C – Évolution des marqueurs réciproques

L'étude des événements collectifs et réciproques des langues austronésiennes du groupe Océanique montre que le marqueur de pluralité de relations *paRi-verbe-i de ces langues est utilisé pour les situations suivantes : réciproques, chaînées, collectives, converses, distribuées, répétitives, dépatientives et moyennes (Lichtenberk, 2000). Notons que les fonctions répétitives et dépatientives sont des fonctions attribuées dans les langues ergatives à des dérivations de type antipassif impliquant sur le plan syntaxique soit la destitution de l'objet, son omission ou son incorporation.

Situation réciproque

‘613 Hli pe-yage-i
3DU PR-help-PR
They help each other.

to'aba'ita (Lichtenberk, 2000 : 35)

‘614 Wela kera futa kwai-suli
child 3PL:NONFUT be.born PR-follow
The children (siblings) were born in quick succession (in successive years).’

Situation collective

‘615 fe-lele-i
PR-run-PR
run together or simultaneously’

Situation converse"[…] in some languages the PR construction is used to encode situations where the roles of the relevant participants are not identical; rather, the participants stand in a converse relation to each other […]: one is the agent in an action in wich the other participant is the patient." (Lichtenberk, 2000 : 37-38)

‘616 Erau sa vei-'oti ti'o o Sepo vata 'ei Elia.
3DU ASP PR-cut CONT ART S. together with E.
Sepo and Elia are involved in an activity of (hair) cutting.’

Situation distribuée

‘617 Era vei-cici-yaki
3PL PR-run-PR
They ran in all directions.’

Situation répétitive

‘618 Na huke, ninaii vari-nahu tia
ART taro.leaf food PR-hurt stomach
Taro leaves, food (which) can hurt stomachs 74

Situation dépatientive

‘619 Wane e kwai-abingi
man 3DU:NONFUT PR-mistreat
The man mistrals (others)’

Situations moyennes

‘620 kwai-thatai
MID-make.ready
get ready (intr.)’ ‘621 kwai-karangi
MID-approach
move close, closer (intr.)’

Lichtenberk (2000) conclut son analyse en indiquant que l'origine de ce marqueur est en fait un marqueur réciproque qui a évolué d'une part vers une utilisation collective d'après son sémantisme de pluralité de relations et d'autre part vers des fonctions habituellement marquées par une dérivation moyenne par son sémantisme de faible distinction des participants (faible degré d'individualisation).

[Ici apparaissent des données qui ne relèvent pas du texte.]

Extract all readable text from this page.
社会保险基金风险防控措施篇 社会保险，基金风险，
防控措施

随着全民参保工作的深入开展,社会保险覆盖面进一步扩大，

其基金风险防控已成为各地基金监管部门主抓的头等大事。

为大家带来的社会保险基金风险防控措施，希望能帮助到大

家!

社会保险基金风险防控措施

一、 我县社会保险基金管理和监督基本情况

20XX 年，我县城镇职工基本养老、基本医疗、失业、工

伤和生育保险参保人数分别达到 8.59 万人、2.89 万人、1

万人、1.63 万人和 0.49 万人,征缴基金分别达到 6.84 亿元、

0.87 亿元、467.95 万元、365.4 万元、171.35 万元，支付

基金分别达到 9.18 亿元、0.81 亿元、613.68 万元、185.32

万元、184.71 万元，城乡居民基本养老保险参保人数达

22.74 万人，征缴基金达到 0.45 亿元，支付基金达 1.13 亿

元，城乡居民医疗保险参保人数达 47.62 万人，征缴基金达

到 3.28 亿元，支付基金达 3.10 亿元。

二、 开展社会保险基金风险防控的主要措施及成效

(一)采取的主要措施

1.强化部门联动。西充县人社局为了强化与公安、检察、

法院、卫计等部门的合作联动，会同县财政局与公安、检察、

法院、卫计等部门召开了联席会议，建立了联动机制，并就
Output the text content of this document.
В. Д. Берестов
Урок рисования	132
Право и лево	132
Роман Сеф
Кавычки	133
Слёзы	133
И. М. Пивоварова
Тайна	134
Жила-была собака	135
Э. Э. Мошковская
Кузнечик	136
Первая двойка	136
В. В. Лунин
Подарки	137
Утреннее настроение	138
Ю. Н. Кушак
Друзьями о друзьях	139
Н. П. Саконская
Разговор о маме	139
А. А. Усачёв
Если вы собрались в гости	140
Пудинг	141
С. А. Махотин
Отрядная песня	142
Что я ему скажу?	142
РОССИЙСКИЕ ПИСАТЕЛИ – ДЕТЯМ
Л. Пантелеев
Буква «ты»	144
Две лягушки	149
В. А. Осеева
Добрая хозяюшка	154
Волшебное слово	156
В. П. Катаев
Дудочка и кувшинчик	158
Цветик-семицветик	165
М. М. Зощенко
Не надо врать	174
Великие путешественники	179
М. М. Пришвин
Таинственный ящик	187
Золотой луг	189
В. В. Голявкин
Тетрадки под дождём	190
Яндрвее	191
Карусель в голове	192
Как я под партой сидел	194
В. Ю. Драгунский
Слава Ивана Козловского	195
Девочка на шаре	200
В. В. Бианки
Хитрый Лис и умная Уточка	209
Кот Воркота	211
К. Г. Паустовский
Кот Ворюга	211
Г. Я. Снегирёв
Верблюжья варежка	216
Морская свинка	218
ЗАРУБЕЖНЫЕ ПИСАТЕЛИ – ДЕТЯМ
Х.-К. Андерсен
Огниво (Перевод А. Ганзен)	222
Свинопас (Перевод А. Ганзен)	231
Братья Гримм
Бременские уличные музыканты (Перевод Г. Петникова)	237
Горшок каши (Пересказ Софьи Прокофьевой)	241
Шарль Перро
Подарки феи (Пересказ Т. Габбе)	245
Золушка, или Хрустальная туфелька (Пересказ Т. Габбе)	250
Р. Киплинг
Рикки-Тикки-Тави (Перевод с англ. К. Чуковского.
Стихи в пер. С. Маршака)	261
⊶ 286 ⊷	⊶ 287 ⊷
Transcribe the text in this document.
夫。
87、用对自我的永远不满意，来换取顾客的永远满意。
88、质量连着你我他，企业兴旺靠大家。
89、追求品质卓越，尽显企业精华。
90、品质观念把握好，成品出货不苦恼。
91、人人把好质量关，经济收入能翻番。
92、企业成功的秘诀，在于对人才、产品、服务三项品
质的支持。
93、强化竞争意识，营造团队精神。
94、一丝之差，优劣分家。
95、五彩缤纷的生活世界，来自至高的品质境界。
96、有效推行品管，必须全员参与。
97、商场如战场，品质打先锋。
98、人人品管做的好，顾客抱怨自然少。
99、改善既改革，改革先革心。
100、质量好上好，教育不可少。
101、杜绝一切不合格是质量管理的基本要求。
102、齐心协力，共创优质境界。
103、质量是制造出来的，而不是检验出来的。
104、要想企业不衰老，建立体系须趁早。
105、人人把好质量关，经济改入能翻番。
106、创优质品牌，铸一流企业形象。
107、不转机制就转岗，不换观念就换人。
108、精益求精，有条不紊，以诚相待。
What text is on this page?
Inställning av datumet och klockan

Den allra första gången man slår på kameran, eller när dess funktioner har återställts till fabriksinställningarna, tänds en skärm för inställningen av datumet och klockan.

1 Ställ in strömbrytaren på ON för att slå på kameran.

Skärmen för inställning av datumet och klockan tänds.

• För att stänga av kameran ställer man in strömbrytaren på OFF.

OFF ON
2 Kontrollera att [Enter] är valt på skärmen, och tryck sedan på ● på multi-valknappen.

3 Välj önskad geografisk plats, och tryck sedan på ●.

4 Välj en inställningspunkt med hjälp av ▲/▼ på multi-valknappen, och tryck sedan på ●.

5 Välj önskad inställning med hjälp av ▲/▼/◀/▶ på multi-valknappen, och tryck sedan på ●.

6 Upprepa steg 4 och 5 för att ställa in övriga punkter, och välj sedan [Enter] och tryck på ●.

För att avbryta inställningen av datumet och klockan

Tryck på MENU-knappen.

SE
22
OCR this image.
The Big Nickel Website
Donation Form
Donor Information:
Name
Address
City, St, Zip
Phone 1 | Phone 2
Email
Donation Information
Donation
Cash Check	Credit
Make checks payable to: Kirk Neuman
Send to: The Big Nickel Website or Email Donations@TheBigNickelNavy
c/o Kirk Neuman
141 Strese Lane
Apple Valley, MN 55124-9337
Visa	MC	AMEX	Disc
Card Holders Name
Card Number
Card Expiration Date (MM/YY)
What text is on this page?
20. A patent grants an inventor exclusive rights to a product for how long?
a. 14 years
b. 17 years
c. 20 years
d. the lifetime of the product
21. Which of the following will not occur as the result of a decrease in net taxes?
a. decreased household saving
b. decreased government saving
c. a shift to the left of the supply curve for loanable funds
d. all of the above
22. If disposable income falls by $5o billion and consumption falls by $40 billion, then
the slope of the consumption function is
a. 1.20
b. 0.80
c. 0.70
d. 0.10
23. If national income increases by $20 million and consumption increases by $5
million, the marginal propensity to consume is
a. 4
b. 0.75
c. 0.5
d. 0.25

La faible fréquence de fonctions moyenne et antipassive assumées par l'ancien marqueur réciproque s'explique d'après lui par le fait que même si les notions de faible distingabilité des participants et de faible élaboration des événements valent pour ce marqueur, c'est la notion de pluralité de relations qui constitue le premier facteur de cette polysémie dans ces langues. Ceci explique également sur le pan typologique la non-attestation de polysémie réfléchi-réciproque-collectif.

‘“If it were the facture of low degree of distinguishability of participants that was relevant in the Oceanic case, one might expect developments into the reflexive domain; however, such developments appear to be non-existent.” (Lichtenberk, 2000 : 57)’

Ainsi, dans cette analyse, les différentes fonctions moyennes, antipassives, collectives sont l'effet de l'évolution d'un marqueur réciproque dont la fonction actuelle peut être décrite comme un marqueur de pluralité de relations.

Notes
74.

"The object is nonspecific, and it is incorporated" (Lichtenberk, 2000 : 41).